The majority (81 per cent) of the National Association of Pension Funds’ (NAPF) members believe that the volume of change expected by the sector in the next 12 months will adversely affect the level of service they are able to provide.
According to the NAPF’s survey, the abolition of defined benefit “contracting out” was of greatest concern to pension scheme and business members combined (78 per cent), with a particularly high level of concern among pension schemes (85 per cent).
Business members were most worried about the implementation of automatic enrolment with 87 per cent saying they agreed or strongly agreed that it was a cause for concern.
Another area of concern for pensions schemes were the problems posed by the administration of pensions tax relief, about which 77 per cent expressed concern.
Pension liberation requests were of concern to 59 per cent of the survey respondents, with pension schemes more likely to “strongly agree” that this is an area of concern.
Joanne Segars, chief executive, NAPF, says: “The pensions sector is facing a ‘capacity crunch’. The NAPF and its members have worked hard to shape and deliver effective reforms that bring positive results for pension savers, but this stack of change threatens our members’ ability to continue to deliver business as usual.
“We welcomed automatic enrolment and our members have led the way with great success despite the challenges it presented.

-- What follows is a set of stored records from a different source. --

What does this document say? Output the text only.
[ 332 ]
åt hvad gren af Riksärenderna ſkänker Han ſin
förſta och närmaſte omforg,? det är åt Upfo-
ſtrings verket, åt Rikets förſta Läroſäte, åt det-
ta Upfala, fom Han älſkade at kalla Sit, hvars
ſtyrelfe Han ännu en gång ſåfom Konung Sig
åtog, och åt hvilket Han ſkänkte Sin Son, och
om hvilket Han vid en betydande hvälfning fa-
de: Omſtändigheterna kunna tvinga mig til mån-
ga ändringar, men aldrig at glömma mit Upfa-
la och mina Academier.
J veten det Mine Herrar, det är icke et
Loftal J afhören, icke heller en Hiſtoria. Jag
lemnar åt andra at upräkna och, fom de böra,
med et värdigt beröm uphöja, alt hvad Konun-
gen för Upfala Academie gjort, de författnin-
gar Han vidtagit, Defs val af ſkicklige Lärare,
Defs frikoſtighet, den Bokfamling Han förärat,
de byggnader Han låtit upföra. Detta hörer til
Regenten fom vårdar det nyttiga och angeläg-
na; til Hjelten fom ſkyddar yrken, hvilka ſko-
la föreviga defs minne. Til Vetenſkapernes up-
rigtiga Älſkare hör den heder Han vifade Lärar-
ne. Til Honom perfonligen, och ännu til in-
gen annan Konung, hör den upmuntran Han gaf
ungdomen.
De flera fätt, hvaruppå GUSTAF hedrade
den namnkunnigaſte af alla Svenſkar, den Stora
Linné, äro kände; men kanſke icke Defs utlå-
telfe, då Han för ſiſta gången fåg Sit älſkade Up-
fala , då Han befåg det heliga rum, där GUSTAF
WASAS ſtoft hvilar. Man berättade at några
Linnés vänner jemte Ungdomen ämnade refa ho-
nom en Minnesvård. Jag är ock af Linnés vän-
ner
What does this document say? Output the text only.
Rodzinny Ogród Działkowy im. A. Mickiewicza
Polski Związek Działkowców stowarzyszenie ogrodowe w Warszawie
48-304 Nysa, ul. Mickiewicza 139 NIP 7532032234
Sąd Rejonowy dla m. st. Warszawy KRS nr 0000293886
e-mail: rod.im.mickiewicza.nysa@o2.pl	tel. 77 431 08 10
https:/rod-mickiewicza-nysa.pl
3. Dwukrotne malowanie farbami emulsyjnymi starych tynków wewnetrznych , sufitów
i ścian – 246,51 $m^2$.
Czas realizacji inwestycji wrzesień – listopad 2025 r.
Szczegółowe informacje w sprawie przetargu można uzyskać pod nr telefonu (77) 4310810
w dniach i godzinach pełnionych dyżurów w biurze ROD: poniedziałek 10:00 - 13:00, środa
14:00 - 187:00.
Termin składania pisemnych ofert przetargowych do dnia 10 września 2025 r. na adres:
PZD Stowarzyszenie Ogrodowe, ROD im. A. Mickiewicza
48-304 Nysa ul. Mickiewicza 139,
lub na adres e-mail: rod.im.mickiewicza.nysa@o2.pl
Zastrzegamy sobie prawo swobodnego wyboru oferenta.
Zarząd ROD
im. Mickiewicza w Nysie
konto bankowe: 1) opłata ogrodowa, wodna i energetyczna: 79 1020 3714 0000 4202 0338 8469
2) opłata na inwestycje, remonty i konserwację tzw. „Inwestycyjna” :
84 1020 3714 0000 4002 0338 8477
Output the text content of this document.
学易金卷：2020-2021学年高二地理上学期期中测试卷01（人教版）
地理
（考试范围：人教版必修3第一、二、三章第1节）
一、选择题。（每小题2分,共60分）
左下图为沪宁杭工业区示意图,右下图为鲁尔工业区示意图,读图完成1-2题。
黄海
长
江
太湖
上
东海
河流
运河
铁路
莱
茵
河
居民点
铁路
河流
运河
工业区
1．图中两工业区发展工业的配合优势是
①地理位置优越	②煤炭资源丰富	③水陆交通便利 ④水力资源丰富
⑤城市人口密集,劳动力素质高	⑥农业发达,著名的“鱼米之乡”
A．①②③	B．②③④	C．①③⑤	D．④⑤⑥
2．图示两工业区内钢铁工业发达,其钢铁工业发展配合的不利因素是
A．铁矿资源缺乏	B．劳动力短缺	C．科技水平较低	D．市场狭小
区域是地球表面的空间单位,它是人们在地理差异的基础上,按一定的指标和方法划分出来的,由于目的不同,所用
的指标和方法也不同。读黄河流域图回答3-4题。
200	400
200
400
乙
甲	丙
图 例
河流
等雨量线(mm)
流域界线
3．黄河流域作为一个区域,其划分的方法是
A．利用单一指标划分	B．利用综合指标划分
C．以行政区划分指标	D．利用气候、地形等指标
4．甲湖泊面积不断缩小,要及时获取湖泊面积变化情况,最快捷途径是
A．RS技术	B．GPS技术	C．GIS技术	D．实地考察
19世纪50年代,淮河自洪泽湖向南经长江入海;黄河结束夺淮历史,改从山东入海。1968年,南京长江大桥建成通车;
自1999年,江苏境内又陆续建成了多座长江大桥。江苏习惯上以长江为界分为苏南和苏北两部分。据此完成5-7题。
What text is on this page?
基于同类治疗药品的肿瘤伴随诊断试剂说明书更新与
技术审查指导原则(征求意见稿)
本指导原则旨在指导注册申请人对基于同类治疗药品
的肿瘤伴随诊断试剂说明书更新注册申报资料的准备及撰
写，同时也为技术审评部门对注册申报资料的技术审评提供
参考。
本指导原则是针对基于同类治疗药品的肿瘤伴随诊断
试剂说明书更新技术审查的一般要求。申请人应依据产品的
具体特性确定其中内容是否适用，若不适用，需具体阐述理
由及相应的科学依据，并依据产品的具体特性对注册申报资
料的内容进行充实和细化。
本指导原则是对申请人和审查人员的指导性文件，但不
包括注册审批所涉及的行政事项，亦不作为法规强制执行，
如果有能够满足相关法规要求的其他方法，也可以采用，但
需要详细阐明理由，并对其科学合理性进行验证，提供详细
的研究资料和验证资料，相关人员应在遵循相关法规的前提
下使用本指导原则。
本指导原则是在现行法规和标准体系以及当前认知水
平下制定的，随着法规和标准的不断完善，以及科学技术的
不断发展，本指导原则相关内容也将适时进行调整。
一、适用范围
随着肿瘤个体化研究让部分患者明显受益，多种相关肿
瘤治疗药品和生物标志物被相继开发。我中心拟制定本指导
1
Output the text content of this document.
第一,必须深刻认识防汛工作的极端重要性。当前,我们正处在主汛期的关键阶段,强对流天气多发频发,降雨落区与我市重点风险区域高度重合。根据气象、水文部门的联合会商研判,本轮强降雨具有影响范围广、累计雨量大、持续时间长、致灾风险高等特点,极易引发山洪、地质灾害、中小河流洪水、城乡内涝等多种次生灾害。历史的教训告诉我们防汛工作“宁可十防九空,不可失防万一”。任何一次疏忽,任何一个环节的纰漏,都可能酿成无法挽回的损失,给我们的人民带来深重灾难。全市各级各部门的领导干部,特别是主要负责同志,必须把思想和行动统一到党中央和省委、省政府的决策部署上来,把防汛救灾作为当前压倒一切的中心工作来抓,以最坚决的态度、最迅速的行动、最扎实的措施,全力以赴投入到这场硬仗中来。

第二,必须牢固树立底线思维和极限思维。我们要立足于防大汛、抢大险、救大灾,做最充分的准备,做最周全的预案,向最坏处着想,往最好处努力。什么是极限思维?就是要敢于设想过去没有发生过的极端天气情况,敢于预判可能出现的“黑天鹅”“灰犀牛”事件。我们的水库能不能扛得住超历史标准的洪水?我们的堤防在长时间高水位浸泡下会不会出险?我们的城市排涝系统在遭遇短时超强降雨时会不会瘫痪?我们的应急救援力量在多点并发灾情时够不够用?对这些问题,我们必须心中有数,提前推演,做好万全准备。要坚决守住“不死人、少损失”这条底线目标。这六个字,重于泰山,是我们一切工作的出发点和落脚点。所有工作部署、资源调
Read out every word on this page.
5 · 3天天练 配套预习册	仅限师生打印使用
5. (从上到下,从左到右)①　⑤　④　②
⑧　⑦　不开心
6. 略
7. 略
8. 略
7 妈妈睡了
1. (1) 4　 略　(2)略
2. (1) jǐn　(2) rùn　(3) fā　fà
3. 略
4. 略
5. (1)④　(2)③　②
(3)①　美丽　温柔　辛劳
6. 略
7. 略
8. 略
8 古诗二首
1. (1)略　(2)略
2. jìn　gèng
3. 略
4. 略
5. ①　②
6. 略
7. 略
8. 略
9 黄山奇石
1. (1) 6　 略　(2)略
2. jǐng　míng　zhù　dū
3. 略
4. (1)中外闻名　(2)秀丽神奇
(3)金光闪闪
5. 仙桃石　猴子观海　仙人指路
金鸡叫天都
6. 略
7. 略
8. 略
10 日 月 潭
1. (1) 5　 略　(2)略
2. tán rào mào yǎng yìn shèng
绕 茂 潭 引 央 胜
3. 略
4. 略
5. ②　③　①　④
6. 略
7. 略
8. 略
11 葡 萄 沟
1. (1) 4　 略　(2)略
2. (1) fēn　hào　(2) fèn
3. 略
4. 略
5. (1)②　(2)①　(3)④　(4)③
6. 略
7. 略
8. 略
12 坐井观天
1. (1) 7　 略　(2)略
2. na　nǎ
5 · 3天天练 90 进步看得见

The ambition behind all these various changes is to be applauded, but in attempting to do so much in such a short period of time we risk not delivering the very best outcomes for workers and savers.
“This is too important to rush. We need to press pause, prioritise what really matters and deliver automatic enrolment effectively – making sure we build the very strongest foundation on which to build sustainable and positive change for the future.”